- Location within Haryana Location within India
- Coordinates: 28°53′31″N 76°10′11″E﻿ / ﻿28.89194°N 76.16972°E
- Country: India
- State: Haryana
- District: Bhiwani district
- Tehsil: Bhiwani

Population (2011)
- • Total: 7,434
- Time zone: UTC+5.30 (Indian Standard Time)

= Mitathal =

Mitathal is a village and Indus Valley Civilization (IVC) Archaeological sites in the Bhiwani tehsil of the Bhiwani district in the Indian state of Haryana. Part of Hisar division, it lies 12 km north of the district headquarters Bhiwani and 249 km from the state capital Chandigarh. As of the 2011 Census of India, the village had 1,448 households with a total population of 7,434 of which 4,002 were male and 3,432 female.For political representational purposes the village is part of Bawani Khera Assembly constituency and the Bhiwani-Mahendragarh Lok Sabha constituency.

==Archaeological site==

Mitathal is situated on the alluvial plain near a channel between the Chautang and the Yamuna Rivers and is 25 to 30 km from the hilly outcrops of Kaliana and Tosham, which are rich in quartzite and meta-volcanic rocks respectively. The site lies approximately 120 km west-northwest of New Delhi, 10 km northeast of the district headquarters Bhiwani and 1.5 km northwest of Mitathal village.

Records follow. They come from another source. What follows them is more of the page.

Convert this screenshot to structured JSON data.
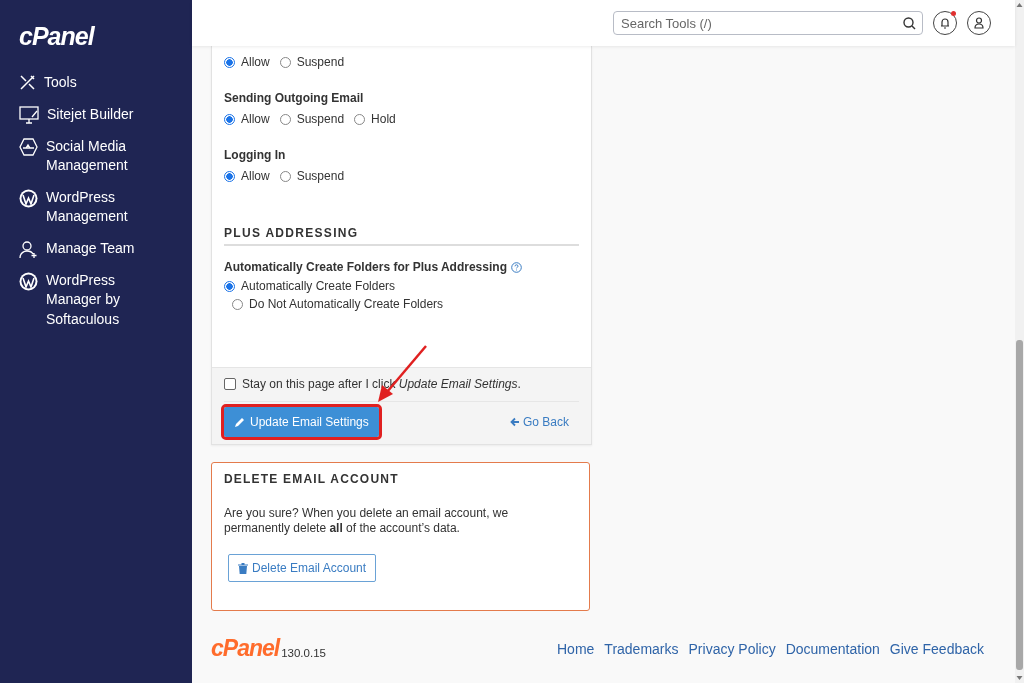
{
  "sidebar": {
    "logo": "cPanel",
    "items": [
      {
        "label": "Tools",
        "kind": "tools"
      },
      {
        "label": "Sitejet Builder",
        "kind": "monitor"
      },
      {
        "label": "Social Media Management",
        "kind": "social"
      },
      {
        "label": "WordPress Management",
        "kind": "wordpress"
      },
      {
        "label": "Manage Team",
        "kind": "team"
      },
      {
        "label": "WordPress Manager by Softaculous",
        "kind": "wordpress"
      }
    ]
  },
  "header": {
    "search": {
      "placeholder": "Search Tools (/)"
    },
    "notifications": {
      "unread": true
    }
  },
  "settings": {
    "groups": [
      {
        "options": [
          {
            "label": "Allow",
            "selected": true
          },
          {
            "label": "Suspend",
            "selected": false
          }
        ]
      },
      {
        "label": "Sending Outgoing Email",
        "options": [
          {
            "label": "Allow",
            "selected": true
          },
          {
            "label": "Suspend",
            "selected": false
          },
          {
            "label": "Hold",
            "selected": false
          }
        ]
      },
      {
        "label": "Logging In",
        "options": [
          {
            "label": "Allow",
            "selected": true
          },
          {
            "label": "Suspend",
            "selected": false
          }
        ]
      }
    ],
    "plus_addressing": {
      "heading": "PLUS ADDRESSING",
      "question": "Automatically Create Folders for Plus Addressing",
      "options": [
        {
          "label": "Automatically Create Folders",
          "selected": true
        },
        {
          "label": "Do Not Automatically Create Folders",
          "selected": false
        }
      ]
    },
    "stay_checkbox": {
      "label": "Stay on this page after I click *Update Email Settings*.",
      "checked": false
    },
    "update_button": {
      "label": "Update Email Settings",
      "highlighted": true
    },
    "go_back": "Go Back"
  },
  "delete_account": {
    "heading": "DELETE EMAIL ACCOUNT",
    "text": "Are you sure? When you delete an email account, we permanently delete **all** of the account’s data.",
    "button": "Delete Email Account"
  },
  "footer": {
    "logo": "cPanel",
    "version": "130.0.15",
    "links": [
      "Home",
      "Trademarks",
      "Privacy Policy",
      "Documentation",
      "Give Feedback"
    ]
  }
}
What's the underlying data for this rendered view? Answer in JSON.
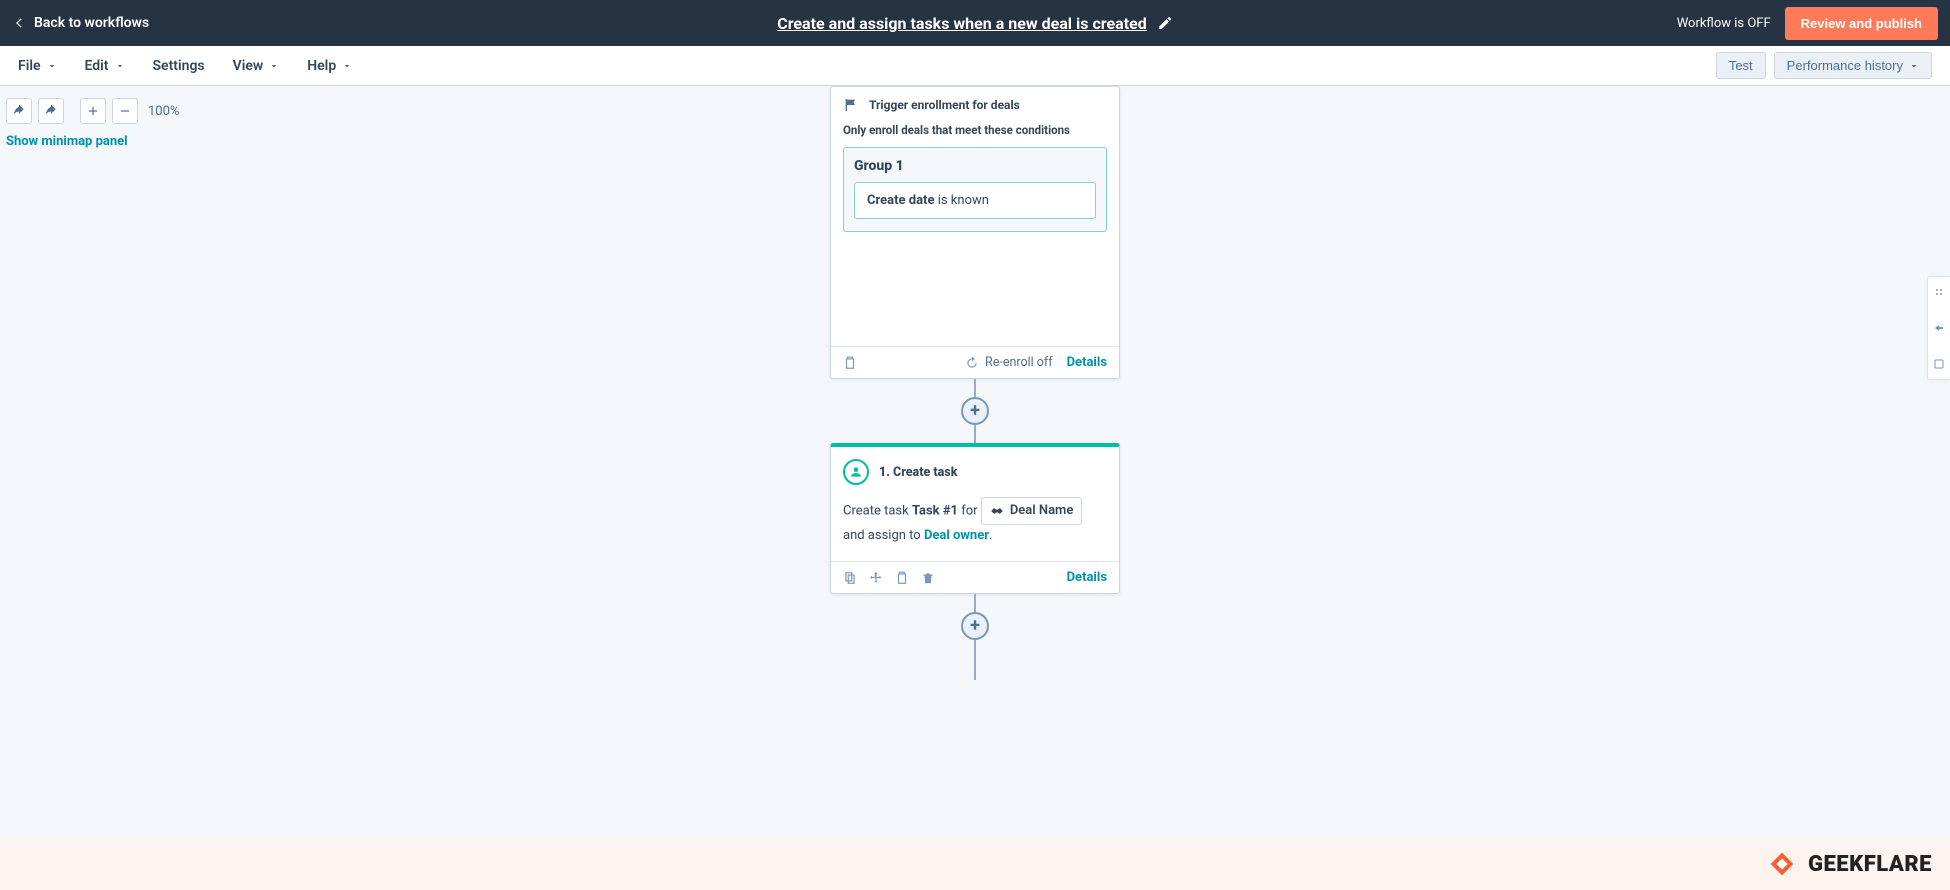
{
  "header": {
    "back_label": "Back to workflows",
    "title": "Create and assign tasks when a new deal is created",
    "status": "Workflow is OFF",
    "publish_label": "Review and publish"
  },
  "menu": {
    "file": "File",
    "edit": "Edit",
    "settings": "Settings",
    "view": "View",
    "help": "Help",
    "test": "Test",
    "perf_history": "Performance history"
  },
  "toolbar": {
    "zoom_label": "100%",
    "minimap_link": "Show minimap panel"
  },
  "trigger": {
    "head": "Trigger enrollment for deals",
    "subtitle": "Only enroll deals that meet these conditions",
    "group_title": "Group 1",
    "cond_prop": "Create date",
    "cond_op": " is known",
    "reenroll": "Re-enroll off",
    "details": "Details"
  },
  "action": {
    "title": "1. Create task",
    "body_prefix": "Create task ",
    "task_name": "Task #1",
    "body_for": " for ",
    "token_label": "Deal Name",
    "body_assign_prefix": "and assign to ",
    "assignee": "Deal owner",
    "details": "Details"
  },
  "watermark": {
    "text": "GEEKFLARE"
  }
}
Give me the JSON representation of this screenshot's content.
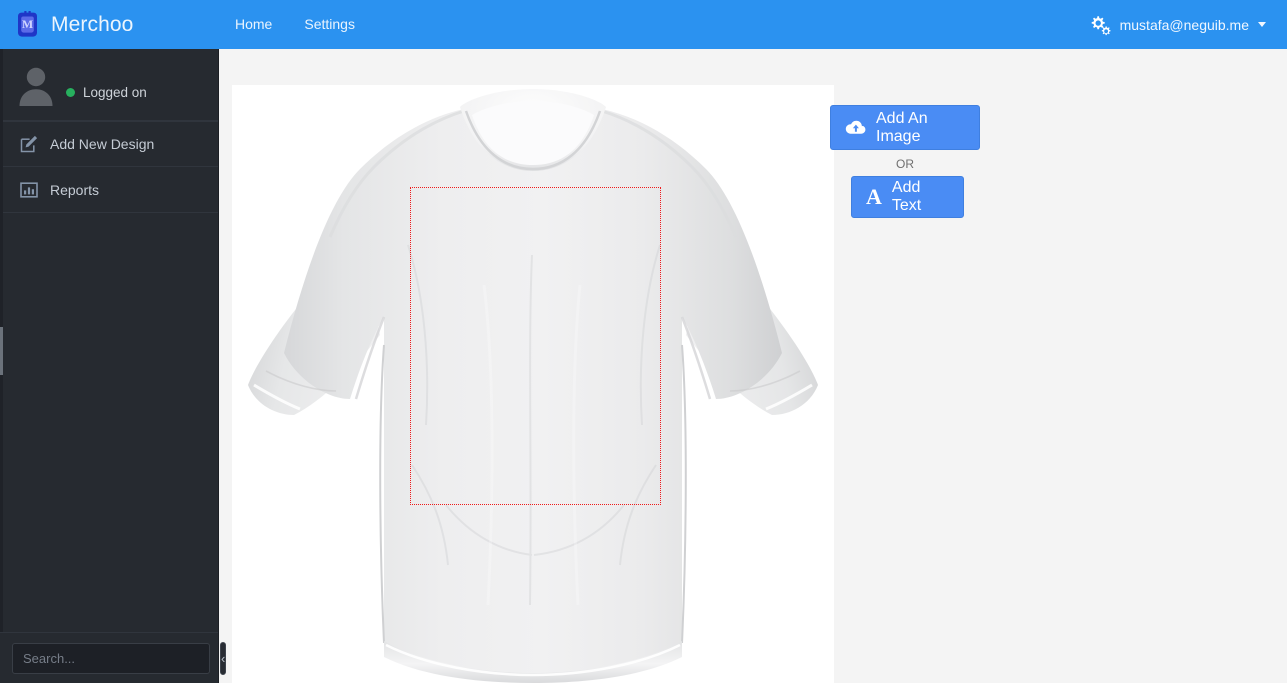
{
  "brand": {
    "name": "Merchoo",
    "logo_icon": "merchoo-tag-logo"
  },
  "navbar": {
    "links": [
      {
        "label": "Home",
        "icon": ""
      },
      {
        "label": "Settings",
        "icon": ""
      }
    ],
    "user": {
      "icon": "cogs-icon",
      "email": "mustafa@neguib.me",
      "caret_icon": "caret-down-icon"
    },
    "bg_color": "#2b92f0"
  },
  "sidebar": {
    "profile": {
      "avatar_icon": "user-avatar-icon",
      "status_label": "Logged on",
      "status_color": "#27b05e"
    },
    "items": [
      {
        "label": "Add New Design",
        "icon": "pencil-square-icon"
      },
      {
        "label": "Reports",
        "icon": "bar-chart-icon"
      }
    ],
    "footer": {
      "search_placeholder": "Search...",
      "search_value": "",
      "collapse_icon": "chevron-left-icon",
      "collapse_label": "‹"
    },
    "bg_color": "#262a30"
  },
  "editor": {
    "canvas": {
      "product": "white-t-shirt",
      "print_area_label": "print-area",
      "print_area_color": "#ee1b1b"
    },
    "tools": {
      "add_image_label": "Add An Image",
      "add_image_icon": "cloud-upload-icon",
      "or_label": "OR",
      "add_text_label": "Add Text",
      "add_text_icon": "font-A-icon",
      "button_color": "#4a8cf4"
    }
  }
}
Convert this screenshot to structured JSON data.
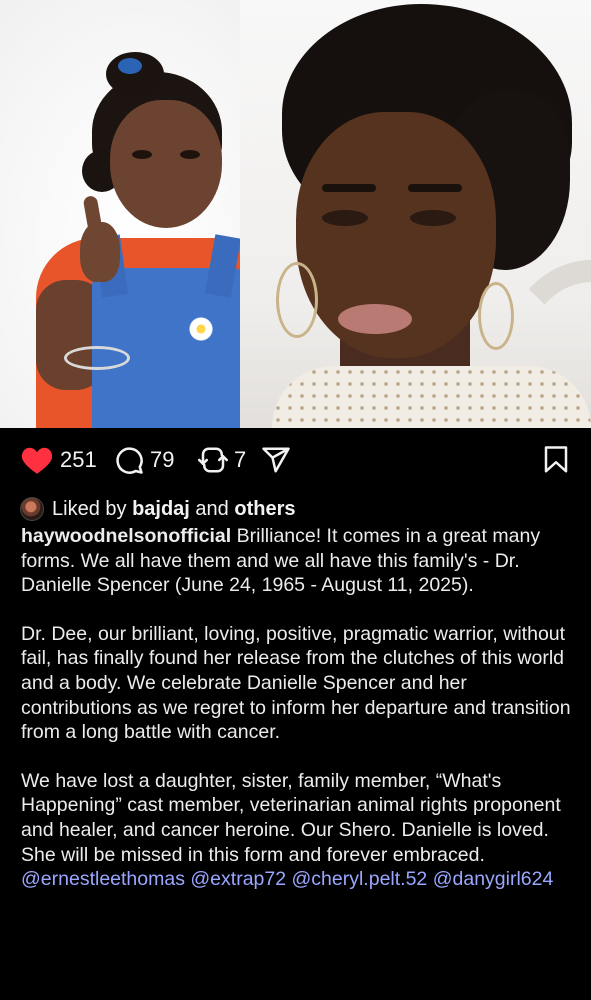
{
  "post": {
    "actions": {
      "likes": "251",
      "comments": "79",
      "reposts": "7",
      "like_color": "#ff3040",
      "icons": [
        "heart-icon",
        "comment-icon",
        "repost-icon",
        "share-icon",
        "bookmark-icon"
      ]
    },
    "liked_by": {
      "prefix": "Liked by",
      "user": "bajdaj",
      "and": "and",
      "others": "others"
    },
    "caption": {
      "username": "haywoodnelsonofficial",
      "p1": "Brilliance! It comes in a great many forms. We all have them and we all have this family's - Dr. Danielle Spencer (June 24, 1965 - August 11, 2025).",
      "p2": "Dr. Dee, our brilliant, loving, positive, pragmatic warrior, without fail, has finally found her release from the clutches of this world and a body. We celebrate Danielle Spencer and her contributions as we regret to inform her departure and transition from a long battle with cancer.",
      "p3": "We have lost a daughter, sister, family member, “What's Happening” cast member, veterinarian animal rights proponent and healer, and cancer heroine. Our Shero. Danielle is loved. She will be missed in this form and forever embraced.",
      "mentions": [
        "@ernestleethomas",
        "@extrap72",
        "@cheryl.pelt.52",
        "@danygirl624"
      ],
      "mention_color": "#9aa6ff"
    }
  }
}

The archaeological site dates to the Sothi-Siswal phase of the Indus Valley Civilisation. It was excavated in 1968 by the archaeologist, Suraj Bhan.

Sothi phase has recently been dated as early as 4600 BC, while Siswal starts at 3800 BC.

The earliest period I-A at the site is characterized by the occurrence of both local Chalcolithic pottery (Sothi-Siswal), as well as the classical Harappan pottery. The local pottery dominates the assemblage; it uses both the rotational and non-rotational technique. There are vases of various sizes, jars and bowls. The pottery shows fully developed Sothi-Siswal traits.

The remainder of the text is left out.